さらに、巨額の費用を求める部分も含まれています。「法定損害賠償、補償的損害賠償、返還、懲罰的損害賠償、および法律または衡平法によって認められうるその他一切の救済」

 
GN⁺ 2023-12-28
Hacker News の意見
  • ニューヨーク・タイムズ(NYT)を支持する立場

    • クリエイティブな組織が、現代の検索エンジン誕生時と同じように、再び競争で後れを取っているように見える。
    • OpenAIが初期にライセンス契約なしでモデルを訓練する決定をしたことを非難はしない。そうでなければAI革命は起きなかったかもしれない。
    • しかし今となっては、OpenAIはコンテンツ制作者に対する負い目を認め、是正すべきだと考える。
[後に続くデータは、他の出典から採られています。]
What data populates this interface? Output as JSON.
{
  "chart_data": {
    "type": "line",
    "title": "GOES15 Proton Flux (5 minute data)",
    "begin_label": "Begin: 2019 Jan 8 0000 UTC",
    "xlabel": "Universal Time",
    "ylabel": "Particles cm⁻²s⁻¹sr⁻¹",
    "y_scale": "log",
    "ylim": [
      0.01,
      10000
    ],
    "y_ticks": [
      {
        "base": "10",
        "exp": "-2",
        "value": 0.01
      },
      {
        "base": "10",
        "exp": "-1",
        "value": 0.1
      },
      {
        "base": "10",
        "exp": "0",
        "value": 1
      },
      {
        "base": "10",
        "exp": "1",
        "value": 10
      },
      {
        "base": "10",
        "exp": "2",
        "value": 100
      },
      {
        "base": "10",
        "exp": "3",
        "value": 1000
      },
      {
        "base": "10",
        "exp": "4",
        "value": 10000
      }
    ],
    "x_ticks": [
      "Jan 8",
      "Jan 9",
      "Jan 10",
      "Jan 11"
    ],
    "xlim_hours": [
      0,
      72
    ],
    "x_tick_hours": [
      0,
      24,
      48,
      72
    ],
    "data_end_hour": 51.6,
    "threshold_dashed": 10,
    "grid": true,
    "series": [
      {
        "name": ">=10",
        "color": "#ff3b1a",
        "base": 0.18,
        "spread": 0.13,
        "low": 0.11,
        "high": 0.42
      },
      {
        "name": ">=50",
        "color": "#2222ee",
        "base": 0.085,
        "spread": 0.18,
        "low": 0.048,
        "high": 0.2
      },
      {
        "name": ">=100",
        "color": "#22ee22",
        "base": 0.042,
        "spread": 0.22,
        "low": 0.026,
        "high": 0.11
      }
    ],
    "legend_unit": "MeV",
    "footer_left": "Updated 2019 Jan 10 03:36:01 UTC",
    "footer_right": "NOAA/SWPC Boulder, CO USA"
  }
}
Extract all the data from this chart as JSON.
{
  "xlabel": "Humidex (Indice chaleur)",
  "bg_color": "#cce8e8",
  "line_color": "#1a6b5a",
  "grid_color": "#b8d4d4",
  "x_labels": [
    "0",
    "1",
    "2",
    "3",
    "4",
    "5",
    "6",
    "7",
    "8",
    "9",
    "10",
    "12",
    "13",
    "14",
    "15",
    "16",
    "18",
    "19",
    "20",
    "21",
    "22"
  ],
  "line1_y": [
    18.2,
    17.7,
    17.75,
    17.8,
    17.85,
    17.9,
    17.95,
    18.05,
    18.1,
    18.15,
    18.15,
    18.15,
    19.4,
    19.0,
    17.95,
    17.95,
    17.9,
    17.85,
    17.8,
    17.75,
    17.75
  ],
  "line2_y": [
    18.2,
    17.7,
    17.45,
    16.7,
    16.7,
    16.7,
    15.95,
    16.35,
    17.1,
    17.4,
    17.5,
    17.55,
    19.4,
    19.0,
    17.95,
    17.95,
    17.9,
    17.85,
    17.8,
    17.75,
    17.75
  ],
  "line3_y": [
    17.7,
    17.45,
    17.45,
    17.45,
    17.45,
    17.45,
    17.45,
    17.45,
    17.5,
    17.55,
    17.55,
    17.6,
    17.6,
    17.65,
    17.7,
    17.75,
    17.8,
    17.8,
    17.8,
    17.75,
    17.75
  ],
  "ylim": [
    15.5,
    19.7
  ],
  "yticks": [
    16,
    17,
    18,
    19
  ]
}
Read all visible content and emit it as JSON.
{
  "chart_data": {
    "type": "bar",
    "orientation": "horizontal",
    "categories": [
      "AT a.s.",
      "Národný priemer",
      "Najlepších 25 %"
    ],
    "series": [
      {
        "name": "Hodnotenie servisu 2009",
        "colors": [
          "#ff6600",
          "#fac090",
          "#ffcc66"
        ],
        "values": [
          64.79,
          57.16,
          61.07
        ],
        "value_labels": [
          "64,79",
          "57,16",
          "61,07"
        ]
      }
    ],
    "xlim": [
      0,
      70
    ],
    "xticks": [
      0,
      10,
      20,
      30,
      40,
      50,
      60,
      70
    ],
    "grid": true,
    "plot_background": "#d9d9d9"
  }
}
そうしなければ、より大きな損失を被り、競合に機会を与える可能性がある。
  • 著作権コンテンツを消費し、新しいものとして再生産するLLMに対する複雑な感情

    • ソフトウェア開発者であり著者でもある立場から、LLMの発展は興味深いが、自分の著作物がLLMによって使われたことには懸念がある。
    • 現在のLLMは、独自の調査なしにコンテンツを書き換える下位のウェブサイトに似ている。これは技術的には合法かもしれないが、価値を付加しない寄生的な行為だ。
    • 専門家にとっては、LLMの誤りや引用不足が問題であり、一般の人々はSEO向けの低労力コンテンツ生成にLLMを使うだろうし、それがLLMの品質低下につながる可能性がある。
  • AI訓練のためのフェアユース拡大を望む声

    • AI訓練のためのフェアユースは、単一のメディア企業よりも人類の未来にとって重要だ。
    • NYTがなくなっても代替できる媒体は多いが、AIが初期の知的財産権(IP)紛争によって損なわれれば、重要な発展を妨げる可能性がある。
  • ニューヨーク・タイムズ風の文体模倣に関する弱い主張と、OpenAIに対する否定的な見通し

    • ニューヨーク・タイムズのコンテンツをそのまま出力することは、OpenAIに不利だ。
    • LLMから特定のコンテンツを取り除くのは難しく、これはLLMの寿命が短いことを示唆している。
  • LLMに対する著作権侵害ベースの差し止めは、科学と有用な技芸の進歩を促進しない

    • LLMには規制が必要だが、著作権ではなく別の形の規制が必要だ。
    • OpenAIの初期のオープンな構想は良かったが、今は公的な介入が必要だ。
  • 1社が全人類の成果物を独占することへの批判

    • こうした行為は、少なくとも厚かましく間違っており、おそらく不名誉ですらある。
    • OpenAIは被害者が多すぎて訴訟が現実的でないため、裁判所は被害者への補償を行わないとあらかじめ決めることになるだろう。
  • インターネット上で公開されたコンテンツへの自由なアクセスと、機械によるデータ利用の正当性

    • 人間がアクセスできるコンテンツには、機械もアクセスできるべきだ。
    • 機械は人間ができることを代行し、より興味深いことに時間を割けるようにする。
  • LLMの寄生的な行為とパテントトロールとの比較

    • LLMは、創作者自身が利用していなかったテキストコーパスの言語パターンを活用して訓練に使っている。
    • これは社会の利益にならず、利益を得るのはトロールだけだ。裁判所がこれを強制する理由はない。
  • ニューヨーク・タイムズによるOpenAIとマイクロソフト提訴への言及

    • ニューヨーク・タイムズは、自社の記事数百万本がコピーされ使用されてAIモデル構築に使われたと主張している。